Monday, May 25, 2009

Parenting Advice, Complete with the Barnes & Noble Guarantee

My baby is turning two next month and it's getting time to wean. I'm not ready to put breastfeeding in the past because of some arbitrary deadline, but because there's nothing like a semi-sleeping baby kneading your belly fat to make you want to take up binge drinking! In short, it's getting annoying. Not always, but sometimes. And the nursing can go on for hours, especially at night or early in the morning. She's not sleeping very well, I'm not sleeping very well, and when I do, visions of bras without snap-openings are dancing in my head.

So it's time to start the ball rolling in the direction of weaning.

But the thing is, despite my utter failure to nurse my baby into early adolescence (see Norma Jane Bumgarner's Mothering Your Nursing Toddler if you want to know how having a career and weaning your baby are the surest ways to leave her feeling neglected), I want to be very careful not to make her feel rejected or abandoned. I'm not going to start shouting at her to be a "big girl" or that nursing is for babies. I'm not going to hang a "Closed for Business" sign over my chest and let her cry it out. So, as with other things, I thought it would be useful to get a book about weaning geared to children her age to help her understand the concept.

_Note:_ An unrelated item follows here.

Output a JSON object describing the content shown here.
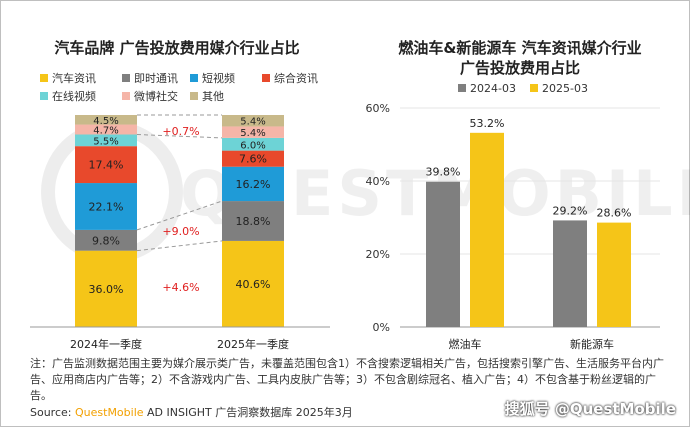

Like this one for bottle-fed babies:

Thing is, finding a weaning book for toddlers is next to impossible. So when we were near a Barnes & Noble on Friday, I thought, why not check. And while FD & Ruby were reading books, I asked a salesperson in the kids' book section about such a book. After a few minutes of perusing the shelves and checking the computer, she told me they didn't have anything in stock.

Then she told me this:

"I think that once a child can go outside and play and then come in and ask for it [nursing], they're ready to stop."

Wha?

Unsolicited parenting advice from bottle-feeding, anti-sling, pro-cry-it-out, anti-feminist, pro-yelling parents generally pisses me off, but when a broad at a bookstore tells me to quit nursing my kid, I see red (and not just the lipstick on her teeth).

Unfortunately, there's not a great ending to this story. I didn't pull some sweet Billy Blank Tae Bo moves on her, or give her a verbal dressing down. I didn't talk to her supervisor (blasted union background!) or even reply with the classic, "Old bag!" Instead, I think I breathed out a long "Uhhhhhhhhhh . . . yeah . . . ?"

Then she told me how, when she had her son many moons ago, she couldn't nurse him because she had no milk and he was "just fine!" Part of me thought she was making stuff up (and that her kid probably had a limp and a tick at least!), but the other part of me felt badly for her, and decided that maybe the reason she thought it was appropriate to suggest my kid's too old to wean is because she never had the chance to nurse her own baby, which I imagine is rather difficult if it's something a woman wants to do.

In other words, maybe this woman's lack of choices made her feel powerless and the only way she can deal with that powerlessness is to criticize other women's choices.